一時150円を突破した米ドル高・円安は、約40年ぶりのインフレを受けた米大幅利上げに伴う米金利上昇への連動が基本だった。ただ、11月2日のFOMC(米連邦公開市場委員会)以降、米金利上昇に対する米ドル高の反応が鈍く、米金利と米ドルのかい離が目立ってきた(図表1参照)。

【図表1】米ドル/円と米2年債利回り (2022年3月~)
出所:リフィニティブ社データをもとにマネックス証券が作成

これはあくまで、11月10日予定の米10月CPI(消費者物価指数)発表といった注目イベントを控える中での一時的な動きに過ぎないのか。それとも、両者の関係に変化が出てきたのかは気になるところだ。

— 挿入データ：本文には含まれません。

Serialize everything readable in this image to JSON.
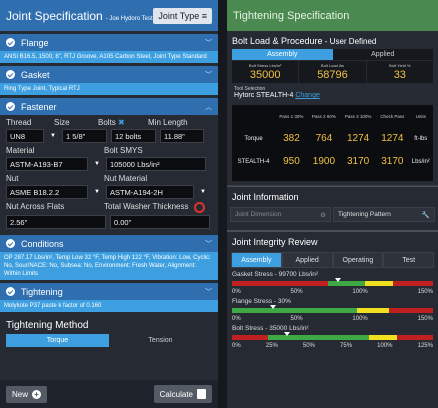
{
  "left": {
    "title": "Joint Specification",
    "subtitle": "- Joe Hydoro Test",
    "joint_type_btn": "Joint Type",
    "flange": {
      "label": "Flange",
      "desc": "ANSI B16.5, 1500, 8\", RTJ Groove, A105 Carbon Steel, Joint Type Standard"
    },
    "gasket": {
      "label": "Gasket",
      "desc": "Ring Type Joint, Typical RTJ"
    },
    "fastener": {
      "label": "Fastener",
      "thread_label": "Thread",
      "size_label": "Size",
      "bolts_label": "Bolts",
      "min_length_label": "Min Length",
      "thread_value": "UN8",
      "size_value": "1 5/8\"",
      "bolts_value": "12 bolts",
      "min_length_value": "11.88\"",
      "material_label": "Material",
      "bolt_smys_label": "Bolt SMYS",
      "material_value": "ASTM-A193-B7",
      "bolt_smys_value": "105000 Lbs/in²",
      "nut_label": "Nut",
      "nut_material_label": "Nut Material",
      "nut_value": "ASME B18.2.2",
      "nut_material_value": "ASTM-A194-2H",
      "naf_label": "Nut Across Flats",
      "twt_label": "Total Washer Thickness",
      "naf_value": "2.56\"",
      "twt_value": "0.00\""
    },
    "conditions": {
      "label": "Conditions",
      "desc": "OP 287.17 Lbs/in², Temp Low 32 °F, Temp High 122 °F, Vibration: Low, Cyclic: No, Sour/NACE: No, Subsea: No, Environment: Fresh Water, Alignment: Within Limits"
    },
    "tightening": {
      "label": "Tightening",
      "desc": "Molykote P37 paste k factor of 0.160"
    },
    "method_title": "Tightening Method",
    "method_torque": "Torque",
    "method_tension": "Tension",
    "new_btn": "New",
    "calculate_btn": "Calculate"
  },
  "right": {
    "title": "Tightening Specification",
    "blp_title": "Bolt Load & Procedure",
    "blp_sub": " - User Defined",
    "tab_assembly": "Assembly",
    "tab_applied": "Applied",
    "stats": [
      {
        "label": "Bolt Stress Lbs/in²",
        "value": "35000"
      },
      {
        "label": "Bolt Load lbs",
        "value": "58796"
      },
      {
        "label": "Bolt Yield %",
        "value": "33"
      }
    ],
    "tool_sel_label": "Tool Selection",
    "tool_sel_value": "Hytorc STEALTH-4",
    "tool_change": "Change",
    "pass_headers": [
      "",
      "Pass 1 30%",
      "Pass 2 60%",
      "Pass 3 100%",
      "Check Pass",
      "Units"
    ],
    "pass_rows": [
      [
        "Torque",
        "382",
        "764",
        "1274",
        "1274",
        "ft-lbs"
      ],
      [
        "STEALTH-4",
        "950",
        "1900",
        "3170",
        "3170",
        "Lbs/in²"
      ]
    ],
    "jinfo_title": "Joint Information",
    "jinfo_dim": "Joint Dimension",
    "jinfo_pattern": "Tightening Pattern",
    "jir_title": "Joint Integrity Review",
    "jir_tabs": [
      "Assembly",
      "Applied",
      "Operating",
      "Test"
    ],
    "gauges": [
      {
        "label": "Gasket Stress - 99700 Lbs/in²",
        "ticks": [
          "0%",
          "50%",
          "100%",
          "150%"
        ],
        "value_pct": 78
      },
      {
        "label": "Flange Stress - 30%",
        "ticks": [
          "0%",
          "50%",
          "100%",
          "150%"
        ],
        "value_pct": 30
      },
      {
        "label": "Bolt Stress - 35000 Lbs/in²",
        "ticks": [
          "0%",
          "25%",
          "50%",
          "75%",
          "100%",
          "125%"
        ],
        "value_pct": 33
      }
    ]
  }
}
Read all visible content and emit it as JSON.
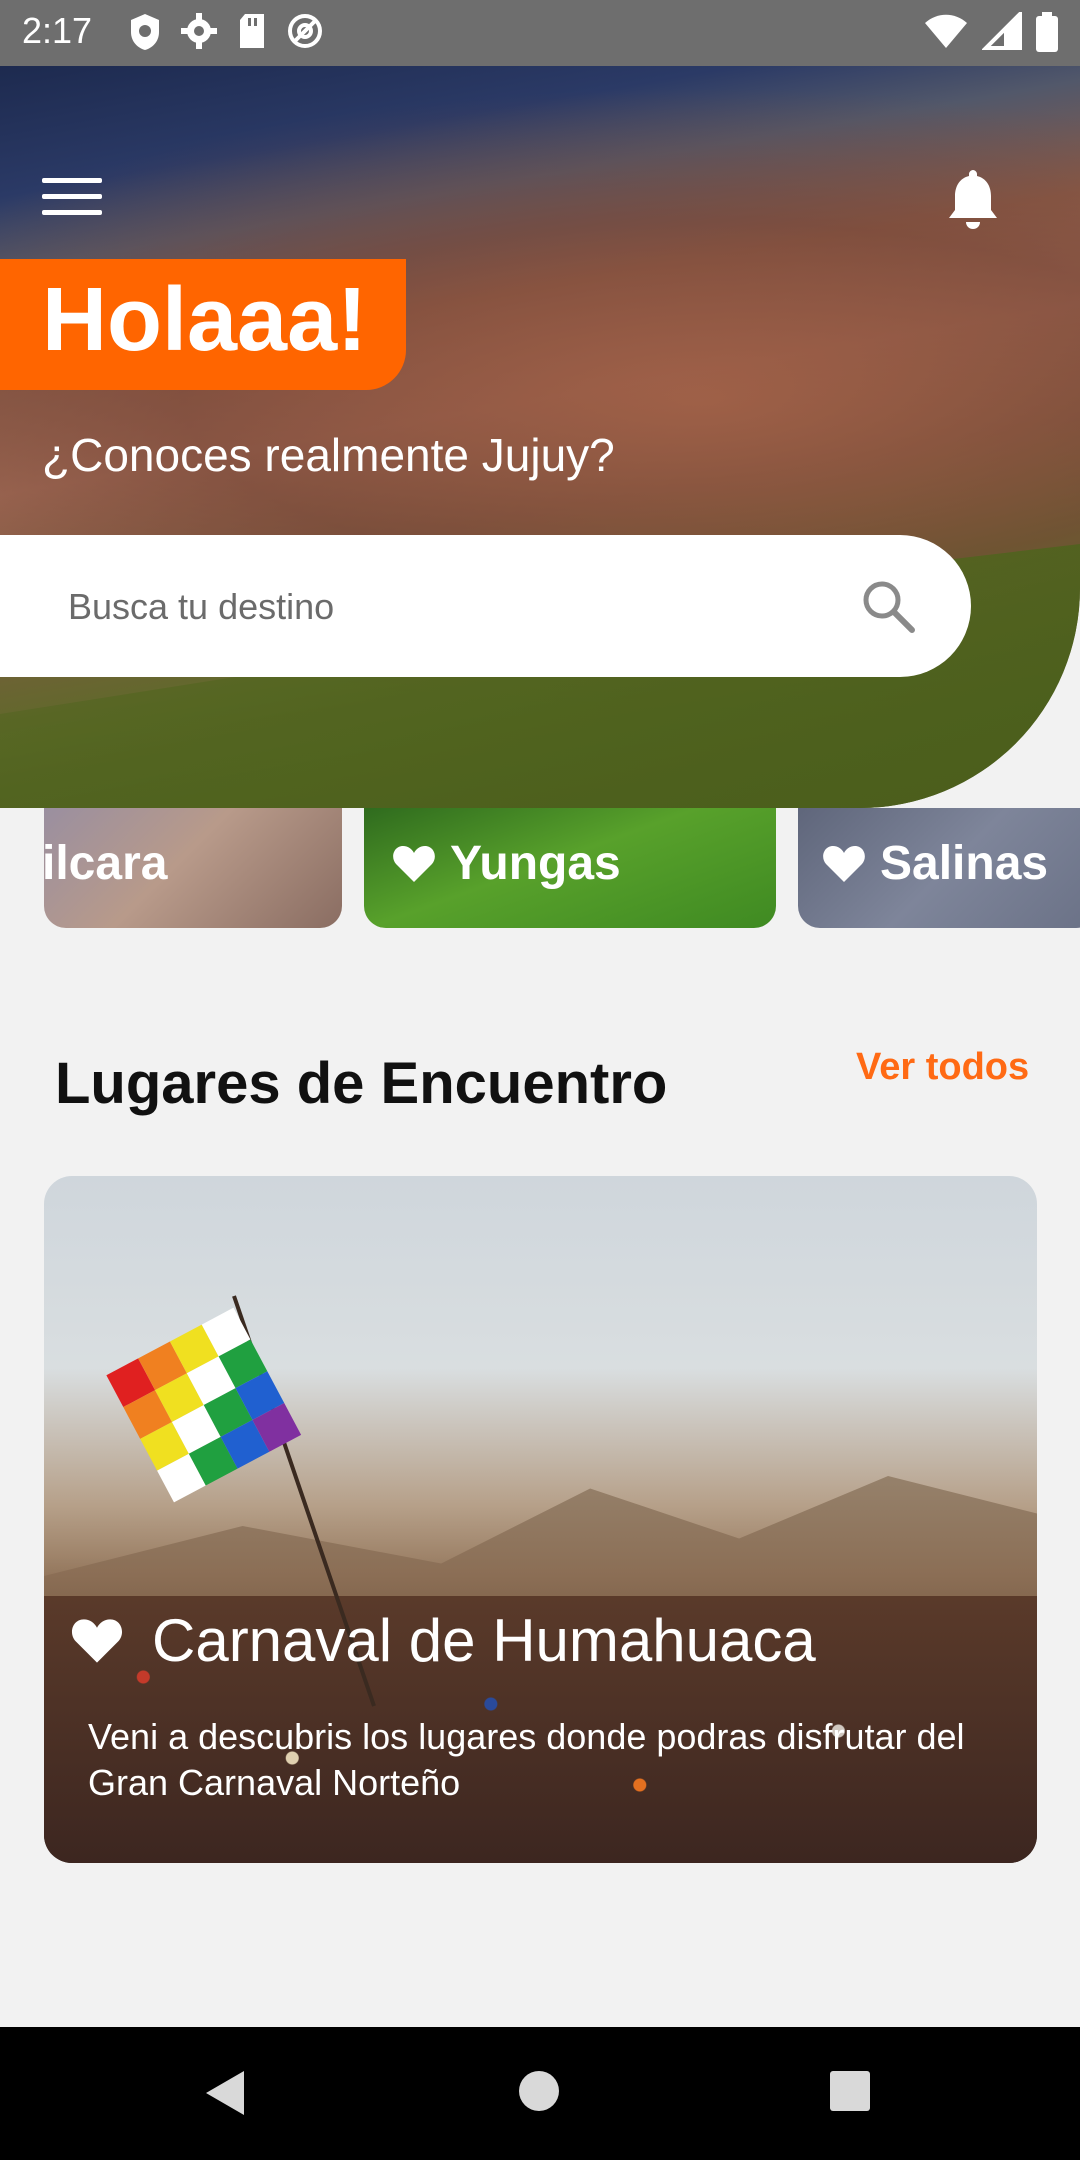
{
  "status_bar": {
    "time": "2:17",
    "left_icons": [
      "shield-icon",
      "gear-icon",
      "sd-card-icon",
      "at-sign-icon"
    ],
    "right_icons": [
      "wifi-icon",
      "signal-icon",
      "battery-icon"
    ]
  },
  "header": {
    "greeting": "Holaaa!",
    "subtitle": "¿Conoces realmente Jujuy?",
    "accent_color": "#ff6500"
  },
  "search": {
    "placeholder": "Busca tu destino"
  },
  "categories": [
    {
      "label": "ilcara"
    },
    {
      "label": "Yungas"
    },
    {
      "label": "Salinas"
    }
  ],
  "section": {
    "title": "Lugares de Encuentro",
    "see_all": "Ver todos",
    "see_all_color": "#ff6a14"
  },
  "feature": {
    "title": "Carnaval de Humahuaca",
    "description": "Veni a descubris los lugares donde podras disfrutar del Gran Carnaval Norteño"
  },
  "nav_bar": {
    "icons": [
      "back-icon",
      "home-icon",
      "recents-icon"
    ]
  }
}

考えられる一因は、ポジション調整の影響だ。例年、11月からは年末を控えポジション調整が拡大する傾向がある。ヘッジファンドの取引を反映するとされるCFTC(米商品先物取引委員会)統計の投機筋の円ポジションは、10月末にかけて売り越しが10万枚を突破するなど、米ドル買い・円売りへのポジションの偏りが懸念されていた(図表2参照)。そんなポジションの手仕舞いが、米ドルの上値を抑制している可能性はあるだろう。

【図表2】CFTC統計の投機筋の円ポジション (2020年1月~)
出所:リフィニティブ社データをもとにマネックス証券が作成

2022年に入り、米ドル高・円安は一気に38円以上も広がった。これだけ記録的なペースで米ドル高・円安が展開する中では、上述のCFTC統計の投機筋のポジションが示す以上に、実際には米ドル買い・円売りのポジションが膨大に積み上がっている可能性はあるだろう。そうしたポジションを手仕舞う動きが、年末が近付く中で広がることで、米金利上昇のわりに、米ドルの上値を重くする可能性は考えられなくない。

米ドル/円は10月にかけて9週連続で米ドル陽線となった後、先週にかけて3週連続の米ドル陰線となった(図表3参照)。3月から記録的ペースで米ドル高・円安が展開した中で、それと逆行する米ドル陰線は3週続いたのが最長だ。そうした流れが変わらず、あくまで一時的な米ドル安・円高に過ぎないなら、そろそろ終わりに近いだろう。

【図表3】米ドル/円の週足チャート (2022年1月~)
出所:マネックストレーダーFX

そうではなく、今週も米ドル陰線となり、米ドル陰線が4週続くようならば、米ドル高・円安の流れが変調を始めている可能性が高まりそうだ。その意味では、今週、米ドル陽線となるか、それとも陰線となるかは、今後の行方を考える上で重要な意味になる可能性があるだろう。